I was alive. But for how long? Petrol dripped, a sinister hiss filling the air as the ignition sparked, threatening to turn my prison into a pyre. Trapped in my seat, the belt cutting into my chest, I felt death’s cold breath on my neck. My life didn’t just flash before me—it screamed. My kids’ faces burned into my mind, their laughter echoing like a cruel reminder of what I might lose. And then, inexplicably, my grandfather’s story flooded in—a tale from seven decades ago, when he was left for dead in a jungle pit, saved only by a hole scratched out by his loyal dog. Was this my fate too? A story retold across generations?
Through the haze of panic, a flicker of movement snapped me back. Suruye, my dog, his golden fur streaked with dust, wriggled through a jagged hole in the shattered back windshield. His tail vanished into the light, and for a moment, I thought it was a hallucination, a cruel trick of a dying mind. But no—hope surged like a wildfire. If Suruye could escape, so could I. With petrol pooling beneath me and the sparks growing bolder, I clawed at the belt, my hands trembling. The hole was impossibly small, the glass razor-sharp, but I forced my body through, scraping skin, ignoring the pain. I tumbled onto the sand, gasping, alive.
Standing on shaking legs, I ran my hands over my body, searching for blood, broken bones, anything. Nothing. Not a scratch. I was whole, impossibly whole, after a crash that should’ve claimed me. The car erupted behind me, flames licking the sky, but I was already beyond its reach. Suruye was gone, vanished into the desert. Someone—maybe a passing driver, maybe an angel in disguise—had called for help. Within 20 minutes, the wail of sirens filled the air. Police, fire, SES, paramedics—they swarmed the scene, their faces a mix of disbelief and urgency. “You’re alive,” one of them said, as if I needed convincing.

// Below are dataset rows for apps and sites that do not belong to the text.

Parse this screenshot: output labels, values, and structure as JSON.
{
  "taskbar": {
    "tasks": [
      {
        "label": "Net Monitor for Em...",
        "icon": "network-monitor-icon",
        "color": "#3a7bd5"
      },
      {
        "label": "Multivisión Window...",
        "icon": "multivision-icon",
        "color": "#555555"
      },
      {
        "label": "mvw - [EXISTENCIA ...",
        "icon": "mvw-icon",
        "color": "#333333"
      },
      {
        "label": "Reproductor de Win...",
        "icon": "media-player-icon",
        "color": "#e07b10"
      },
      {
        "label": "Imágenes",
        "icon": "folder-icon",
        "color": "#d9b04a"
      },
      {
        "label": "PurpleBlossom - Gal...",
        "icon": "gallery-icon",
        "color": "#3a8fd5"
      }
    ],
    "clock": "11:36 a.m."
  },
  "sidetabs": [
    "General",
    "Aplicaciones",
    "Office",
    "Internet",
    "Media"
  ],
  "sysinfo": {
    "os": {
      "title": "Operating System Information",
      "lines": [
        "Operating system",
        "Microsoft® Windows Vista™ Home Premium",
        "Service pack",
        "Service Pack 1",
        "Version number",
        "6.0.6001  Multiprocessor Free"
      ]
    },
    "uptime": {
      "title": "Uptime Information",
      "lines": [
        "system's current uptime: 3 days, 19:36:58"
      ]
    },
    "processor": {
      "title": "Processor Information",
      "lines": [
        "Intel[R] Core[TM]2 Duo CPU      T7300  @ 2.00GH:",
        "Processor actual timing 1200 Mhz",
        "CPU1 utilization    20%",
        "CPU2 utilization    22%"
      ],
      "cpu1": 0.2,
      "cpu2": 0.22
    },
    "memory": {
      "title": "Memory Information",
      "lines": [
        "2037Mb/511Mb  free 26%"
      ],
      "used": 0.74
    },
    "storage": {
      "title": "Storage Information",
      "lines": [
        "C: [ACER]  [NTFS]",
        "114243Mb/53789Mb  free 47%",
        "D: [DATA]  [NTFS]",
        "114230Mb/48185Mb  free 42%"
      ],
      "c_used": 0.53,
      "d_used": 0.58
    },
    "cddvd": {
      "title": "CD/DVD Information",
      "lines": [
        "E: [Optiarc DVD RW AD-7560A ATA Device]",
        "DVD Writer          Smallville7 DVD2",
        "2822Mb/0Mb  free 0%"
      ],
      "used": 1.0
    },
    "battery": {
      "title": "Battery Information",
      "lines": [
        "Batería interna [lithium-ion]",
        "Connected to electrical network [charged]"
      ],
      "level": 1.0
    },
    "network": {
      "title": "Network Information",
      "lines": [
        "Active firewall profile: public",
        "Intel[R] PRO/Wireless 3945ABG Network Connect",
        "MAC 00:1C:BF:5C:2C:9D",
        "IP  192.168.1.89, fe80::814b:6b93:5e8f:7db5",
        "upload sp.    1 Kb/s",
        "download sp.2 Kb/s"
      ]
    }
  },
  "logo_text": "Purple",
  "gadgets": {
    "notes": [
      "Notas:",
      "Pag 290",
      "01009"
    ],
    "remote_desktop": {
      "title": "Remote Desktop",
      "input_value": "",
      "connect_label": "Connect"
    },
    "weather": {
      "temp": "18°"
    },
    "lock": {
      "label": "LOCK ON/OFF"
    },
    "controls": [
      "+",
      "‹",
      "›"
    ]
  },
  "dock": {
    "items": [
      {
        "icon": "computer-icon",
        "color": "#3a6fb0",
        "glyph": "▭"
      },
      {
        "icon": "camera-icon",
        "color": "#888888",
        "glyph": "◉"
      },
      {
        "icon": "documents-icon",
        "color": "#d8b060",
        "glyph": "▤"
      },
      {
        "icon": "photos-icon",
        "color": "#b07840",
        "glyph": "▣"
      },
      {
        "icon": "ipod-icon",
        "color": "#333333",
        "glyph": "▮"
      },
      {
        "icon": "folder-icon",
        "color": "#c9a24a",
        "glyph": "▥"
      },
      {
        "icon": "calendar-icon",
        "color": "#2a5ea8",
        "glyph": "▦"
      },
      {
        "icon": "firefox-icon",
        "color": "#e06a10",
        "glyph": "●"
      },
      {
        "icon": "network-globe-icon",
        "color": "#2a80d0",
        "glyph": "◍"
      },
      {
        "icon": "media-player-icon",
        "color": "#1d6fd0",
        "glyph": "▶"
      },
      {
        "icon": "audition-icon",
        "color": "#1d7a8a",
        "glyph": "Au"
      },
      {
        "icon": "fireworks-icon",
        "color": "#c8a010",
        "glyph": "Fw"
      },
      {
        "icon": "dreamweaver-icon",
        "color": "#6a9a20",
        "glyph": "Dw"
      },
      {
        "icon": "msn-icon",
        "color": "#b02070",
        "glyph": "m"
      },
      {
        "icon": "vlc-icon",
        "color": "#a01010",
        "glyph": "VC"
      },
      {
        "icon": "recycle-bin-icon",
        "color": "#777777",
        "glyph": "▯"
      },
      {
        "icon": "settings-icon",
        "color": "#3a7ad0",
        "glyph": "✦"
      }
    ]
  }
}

I wasn’t hallucinating. This was real. I had survived a fatal crash, walked away from a mangled wreck that now burned like a funeral pyre. How? Why? My mind spun, circling back to my grandfather’s story. Had history whispered to fate, sparing me through some cosmic thread? Hours later, word came—Suruye was found, safe, several kilometers down the road, as if he’d known exactly where to go.
I stood there, sand beneath my feet, the weight of my survival sinking in. Thank you, God, for life. For my kids. For Suruye. For the echo of my grandfather’s miracle, living again in me. My life didn’t just flash before me that day—it roared, and I answered.